Date Posted: Wednesday, October 4th, 2017
Delaware Governor John Carney, U.S Senators Tom Carper and Chris Coons, along with Congresswoman Lisa Blunt Rochester announced that the next steps are underway in the long awaited beach replenishment projects in Bethany, South Bethany and Fenwick Island.
The U.S. Army Corps of Engineers’ Philadelphia District has awarded Great Lakes Dredge & Dock Company a $17.2 million contract and work is expected to begin after the New Year. The costs of the project will be shared by the federal government and the state of Delaware, and has been a priority of the Congressional delegation because it will help protect the homes, businesses and economy on coastal Delaware.
These beaches and dunes were damaged by strong storms, including a Nor’easter in October of 2015 and Winter Storm Joaquin in January of 2016. The project will involve dredging 1.2 million cubic yards of sand from approved offshore borrow areas. The sand is pumped through a series of pipes onto the beaches of Bethany, South Bethany and Fenwick Island and then graded into a dune and berm template designed to reduce potential damages to infrastructure, businesses and homes.
“Replenishing our beaches helps drive our economy by keeping our coastline accessible and accommodating for Delawareans and visitors. Delaware also is the lowest-lying state in the U.S., and beach replenishment helps us prepare for extreme weather events, sea level rise, and other effects of climate change,” said Governor Carney. “We are grateful to the Army Corps of Engineers for partnering with Delaware to ensure that beach replenishment for Bethany, South Bethany and Fenwick Island both bolsters our coastline and helps retain its natural beauty. I worked as Delaware’s congressman to bring attention and resources to this project, and want to thank members of our federal delegation for their continued leadership on this issue.”
“We’ve learned that by proactively building up our dunes and beaches, they can stand up protect our homes, businesses, schools and infrastructure from the nastiest storms,” said Senator Carper, top Democrat on the Environment and Public Works Committee. “Delaware’s 21 miles of oceanfront are more than just sand and surf – they generate more than $6.9 billion in coastal tourism annually and support 10 percent of Delaware’s workforce. We fought hard for this funding because beach replenishment protects not only our community but our economy as well.”

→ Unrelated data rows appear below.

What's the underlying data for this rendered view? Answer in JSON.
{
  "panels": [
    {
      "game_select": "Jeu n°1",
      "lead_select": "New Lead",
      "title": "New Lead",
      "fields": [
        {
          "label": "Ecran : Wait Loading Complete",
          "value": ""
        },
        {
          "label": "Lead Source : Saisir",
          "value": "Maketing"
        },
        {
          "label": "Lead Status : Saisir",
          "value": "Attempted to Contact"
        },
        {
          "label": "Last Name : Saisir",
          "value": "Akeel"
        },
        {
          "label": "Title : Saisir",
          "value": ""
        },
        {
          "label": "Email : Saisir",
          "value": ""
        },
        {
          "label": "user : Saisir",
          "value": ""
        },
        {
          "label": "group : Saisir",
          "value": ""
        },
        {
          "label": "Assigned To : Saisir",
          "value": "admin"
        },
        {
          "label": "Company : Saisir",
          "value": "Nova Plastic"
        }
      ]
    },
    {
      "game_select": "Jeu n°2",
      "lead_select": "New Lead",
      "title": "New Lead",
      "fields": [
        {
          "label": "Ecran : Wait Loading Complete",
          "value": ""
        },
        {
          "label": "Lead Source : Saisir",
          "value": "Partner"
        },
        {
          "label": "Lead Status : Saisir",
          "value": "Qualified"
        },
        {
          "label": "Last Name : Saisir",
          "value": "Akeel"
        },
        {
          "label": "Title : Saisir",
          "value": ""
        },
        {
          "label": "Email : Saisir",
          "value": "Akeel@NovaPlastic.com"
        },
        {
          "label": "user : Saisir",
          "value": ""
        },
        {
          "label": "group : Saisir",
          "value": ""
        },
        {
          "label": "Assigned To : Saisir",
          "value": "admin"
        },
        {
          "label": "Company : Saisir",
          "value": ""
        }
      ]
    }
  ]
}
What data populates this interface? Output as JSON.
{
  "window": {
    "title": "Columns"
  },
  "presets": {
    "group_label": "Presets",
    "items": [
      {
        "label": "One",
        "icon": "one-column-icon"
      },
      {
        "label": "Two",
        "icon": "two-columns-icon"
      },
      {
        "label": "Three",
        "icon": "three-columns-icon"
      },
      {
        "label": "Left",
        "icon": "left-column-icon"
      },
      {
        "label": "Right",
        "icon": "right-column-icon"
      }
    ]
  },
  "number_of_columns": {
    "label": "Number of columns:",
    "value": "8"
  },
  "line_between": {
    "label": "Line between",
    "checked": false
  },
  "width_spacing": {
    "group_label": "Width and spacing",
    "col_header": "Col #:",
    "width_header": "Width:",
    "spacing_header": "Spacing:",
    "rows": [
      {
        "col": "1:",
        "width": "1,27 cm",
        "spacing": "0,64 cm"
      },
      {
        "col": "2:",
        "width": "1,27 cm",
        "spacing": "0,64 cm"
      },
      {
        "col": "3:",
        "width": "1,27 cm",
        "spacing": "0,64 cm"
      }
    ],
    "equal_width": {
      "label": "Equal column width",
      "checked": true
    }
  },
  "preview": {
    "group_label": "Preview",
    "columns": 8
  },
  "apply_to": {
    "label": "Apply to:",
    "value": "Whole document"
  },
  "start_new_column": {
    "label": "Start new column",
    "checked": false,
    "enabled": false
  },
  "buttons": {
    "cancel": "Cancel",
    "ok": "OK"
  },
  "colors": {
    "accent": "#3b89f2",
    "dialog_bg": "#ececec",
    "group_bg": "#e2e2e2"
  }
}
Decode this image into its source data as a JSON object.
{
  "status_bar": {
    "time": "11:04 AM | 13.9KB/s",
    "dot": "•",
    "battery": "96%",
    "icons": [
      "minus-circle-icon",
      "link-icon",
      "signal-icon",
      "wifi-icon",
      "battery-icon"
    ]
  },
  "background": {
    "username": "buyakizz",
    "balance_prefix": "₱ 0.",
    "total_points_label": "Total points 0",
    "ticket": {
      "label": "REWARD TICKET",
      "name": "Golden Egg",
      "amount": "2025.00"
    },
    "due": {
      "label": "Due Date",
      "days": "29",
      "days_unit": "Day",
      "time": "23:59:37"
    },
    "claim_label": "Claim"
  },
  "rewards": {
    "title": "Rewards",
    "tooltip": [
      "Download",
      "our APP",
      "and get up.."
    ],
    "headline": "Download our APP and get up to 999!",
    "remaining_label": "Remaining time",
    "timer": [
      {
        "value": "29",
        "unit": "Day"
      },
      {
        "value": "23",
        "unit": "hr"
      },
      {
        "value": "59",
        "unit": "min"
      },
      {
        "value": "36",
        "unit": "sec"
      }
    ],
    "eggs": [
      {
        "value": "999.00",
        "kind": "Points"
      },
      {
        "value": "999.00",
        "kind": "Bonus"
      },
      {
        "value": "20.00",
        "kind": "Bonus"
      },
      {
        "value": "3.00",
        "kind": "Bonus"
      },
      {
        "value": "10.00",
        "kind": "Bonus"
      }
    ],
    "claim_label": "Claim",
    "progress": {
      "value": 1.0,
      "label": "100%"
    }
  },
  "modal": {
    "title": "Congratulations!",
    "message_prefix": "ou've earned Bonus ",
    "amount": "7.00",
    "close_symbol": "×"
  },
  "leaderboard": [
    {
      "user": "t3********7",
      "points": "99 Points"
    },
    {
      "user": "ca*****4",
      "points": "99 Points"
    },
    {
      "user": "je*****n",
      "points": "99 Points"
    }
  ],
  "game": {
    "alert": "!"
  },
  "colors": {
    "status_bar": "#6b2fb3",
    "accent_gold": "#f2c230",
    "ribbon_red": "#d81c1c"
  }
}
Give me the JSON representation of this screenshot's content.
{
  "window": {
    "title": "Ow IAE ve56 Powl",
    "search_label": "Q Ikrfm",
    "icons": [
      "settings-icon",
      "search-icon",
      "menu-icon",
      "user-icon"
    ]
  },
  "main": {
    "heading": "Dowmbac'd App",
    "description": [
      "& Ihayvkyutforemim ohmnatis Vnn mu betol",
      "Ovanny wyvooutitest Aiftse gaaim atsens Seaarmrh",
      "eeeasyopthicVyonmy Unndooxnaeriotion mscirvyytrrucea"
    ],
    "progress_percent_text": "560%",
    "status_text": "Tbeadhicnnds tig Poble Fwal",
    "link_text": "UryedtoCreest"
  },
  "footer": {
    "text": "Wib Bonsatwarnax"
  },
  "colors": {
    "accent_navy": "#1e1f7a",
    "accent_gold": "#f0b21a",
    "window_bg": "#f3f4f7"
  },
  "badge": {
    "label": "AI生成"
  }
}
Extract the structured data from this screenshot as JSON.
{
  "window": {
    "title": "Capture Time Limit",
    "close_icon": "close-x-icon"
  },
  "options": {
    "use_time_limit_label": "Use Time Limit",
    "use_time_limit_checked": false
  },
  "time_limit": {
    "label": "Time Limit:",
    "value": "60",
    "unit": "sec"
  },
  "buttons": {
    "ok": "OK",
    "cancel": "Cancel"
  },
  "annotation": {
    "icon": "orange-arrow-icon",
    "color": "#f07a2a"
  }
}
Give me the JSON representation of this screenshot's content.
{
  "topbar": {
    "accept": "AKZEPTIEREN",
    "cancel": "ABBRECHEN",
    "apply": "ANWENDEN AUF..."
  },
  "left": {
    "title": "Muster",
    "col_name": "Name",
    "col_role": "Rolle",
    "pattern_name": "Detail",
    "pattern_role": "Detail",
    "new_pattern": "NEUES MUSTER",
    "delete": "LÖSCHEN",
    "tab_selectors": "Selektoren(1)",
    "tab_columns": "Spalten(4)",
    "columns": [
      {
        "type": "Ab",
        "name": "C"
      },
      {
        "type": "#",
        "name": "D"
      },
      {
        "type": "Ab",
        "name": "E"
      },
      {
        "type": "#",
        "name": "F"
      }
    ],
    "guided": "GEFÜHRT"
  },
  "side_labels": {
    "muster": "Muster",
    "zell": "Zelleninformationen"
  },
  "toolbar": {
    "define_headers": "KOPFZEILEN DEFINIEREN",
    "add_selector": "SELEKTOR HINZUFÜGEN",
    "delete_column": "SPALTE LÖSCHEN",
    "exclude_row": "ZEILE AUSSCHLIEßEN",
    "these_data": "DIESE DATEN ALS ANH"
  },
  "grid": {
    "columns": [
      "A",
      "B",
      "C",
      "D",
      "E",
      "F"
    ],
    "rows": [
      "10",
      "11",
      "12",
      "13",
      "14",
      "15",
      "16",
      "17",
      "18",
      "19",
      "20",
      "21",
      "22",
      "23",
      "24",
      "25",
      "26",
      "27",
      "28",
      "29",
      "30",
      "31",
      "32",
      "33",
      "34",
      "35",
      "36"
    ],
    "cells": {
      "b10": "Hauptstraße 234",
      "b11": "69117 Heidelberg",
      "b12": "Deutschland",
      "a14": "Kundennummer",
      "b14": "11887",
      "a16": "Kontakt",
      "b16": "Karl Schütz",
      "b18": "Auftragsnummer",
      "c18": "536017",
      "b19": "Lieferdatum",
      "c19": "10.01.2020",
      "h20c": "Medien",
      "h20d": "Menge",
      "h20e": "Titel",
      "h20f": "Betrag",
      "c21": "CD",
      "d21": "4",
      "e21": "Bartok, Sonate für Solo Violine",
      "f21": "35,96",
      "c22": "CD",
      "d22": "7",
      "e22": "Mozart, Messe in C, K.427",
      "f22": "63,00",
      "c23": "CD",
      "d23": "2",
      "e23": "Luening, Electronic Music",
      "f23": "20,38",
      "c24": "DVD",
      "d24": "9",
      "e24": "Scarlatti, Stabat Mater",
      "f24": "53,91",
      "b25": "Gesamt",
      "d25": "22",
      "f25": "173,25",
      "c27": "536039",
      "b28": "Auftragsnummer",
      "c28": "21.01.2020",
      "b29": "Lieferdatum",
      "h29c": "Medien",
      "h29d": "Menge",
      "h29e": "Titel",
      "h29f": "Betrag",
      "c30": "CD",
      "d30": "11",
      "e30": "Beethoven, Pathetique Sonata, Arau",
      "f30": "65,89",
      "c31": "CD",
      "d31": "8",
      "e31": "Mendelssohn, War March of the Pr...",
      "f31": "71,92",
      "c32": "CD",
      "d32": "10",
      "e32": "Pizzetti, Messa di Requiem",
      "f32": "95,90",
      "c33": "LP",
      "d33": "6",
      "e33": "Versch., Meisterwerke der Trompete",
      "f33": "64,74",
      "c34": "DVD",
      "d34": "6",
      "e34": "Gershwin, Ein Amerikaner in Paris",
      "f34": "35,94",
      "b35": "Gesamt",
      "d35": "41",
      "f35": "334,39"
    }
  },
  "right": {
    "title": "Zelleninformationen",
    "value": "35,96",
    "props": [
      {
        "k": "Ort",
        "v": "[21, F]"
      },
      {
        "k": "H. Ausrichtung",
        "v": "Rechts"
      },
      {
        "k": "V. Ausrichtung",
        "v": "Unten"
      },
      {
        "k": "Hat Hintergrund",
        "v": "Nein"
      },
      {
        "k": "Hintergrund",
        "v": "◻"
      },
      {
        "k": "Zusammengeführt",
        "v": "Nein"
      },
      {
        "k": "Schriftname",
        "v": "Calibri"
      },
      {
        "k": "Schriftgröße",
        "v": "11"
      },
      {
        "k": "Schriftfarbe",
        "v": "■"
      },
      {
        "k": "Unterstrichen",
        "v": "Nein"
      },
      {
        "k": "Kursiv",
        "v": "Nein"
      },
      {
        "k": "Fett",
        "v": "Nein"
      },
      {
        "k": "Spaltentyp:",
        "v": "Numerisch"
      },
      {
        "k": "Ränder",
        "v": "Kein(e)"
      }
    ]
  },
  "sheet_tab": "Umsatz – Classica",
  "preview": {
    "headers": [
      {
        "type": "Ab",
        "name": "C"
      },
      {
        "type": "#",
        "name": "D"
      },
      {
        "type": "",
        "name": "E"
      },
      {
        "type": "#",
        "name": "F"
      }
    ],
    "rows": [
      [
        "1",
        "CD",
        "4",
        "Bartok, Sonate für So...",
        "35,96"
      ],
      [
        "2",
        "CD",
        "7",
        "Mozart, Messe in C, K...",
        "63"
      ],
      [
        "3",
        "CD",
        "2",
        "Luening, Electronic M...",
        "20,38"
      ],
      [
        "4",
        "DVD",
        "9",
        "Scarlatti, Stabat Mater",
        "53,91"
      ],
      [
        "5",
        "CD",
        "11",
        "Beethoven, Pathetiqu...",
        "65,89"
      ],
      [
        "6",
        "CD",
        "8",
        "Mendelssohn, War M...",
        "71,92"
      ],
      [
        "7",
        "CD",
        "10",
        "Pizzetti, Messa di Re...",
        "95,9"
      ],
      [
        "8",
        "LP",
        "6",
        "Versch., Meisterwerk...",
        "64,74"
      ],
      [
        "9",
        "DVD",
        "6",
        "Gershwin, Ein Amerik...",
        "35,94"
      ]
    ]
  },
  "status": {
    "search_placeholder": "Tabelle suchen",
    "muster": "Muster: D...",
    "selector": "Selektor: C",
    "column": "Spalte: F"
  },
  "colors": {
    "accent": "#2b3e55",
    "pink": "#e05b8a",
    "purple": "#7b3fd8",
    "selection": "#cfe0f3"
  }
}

“Delaware’s most valuable natural resources are our beautiful beaches and shorelines,” said Senator Coons. “The work that will take place from Bethany Beach to Fenwick Island is vital to our state, and I would like to thank the Army Corps of Engineers and DNREC for working to mitigate future erosion that not only threatens our tourism, but our natural habitat as well.”
“Our beaches are some of Delaware’s most treasured natural resources and an important economic driver for our state’s economy,” said Representative Lisa Blunt Rochester. “I am pleased that next steps are underway in Bethany, South Bethany, and Fenwick to replenish our beaches ahead of next summer. We need to protect our shores from future superstorms and preserve our pristine coastline for generations of Delawareans to come.”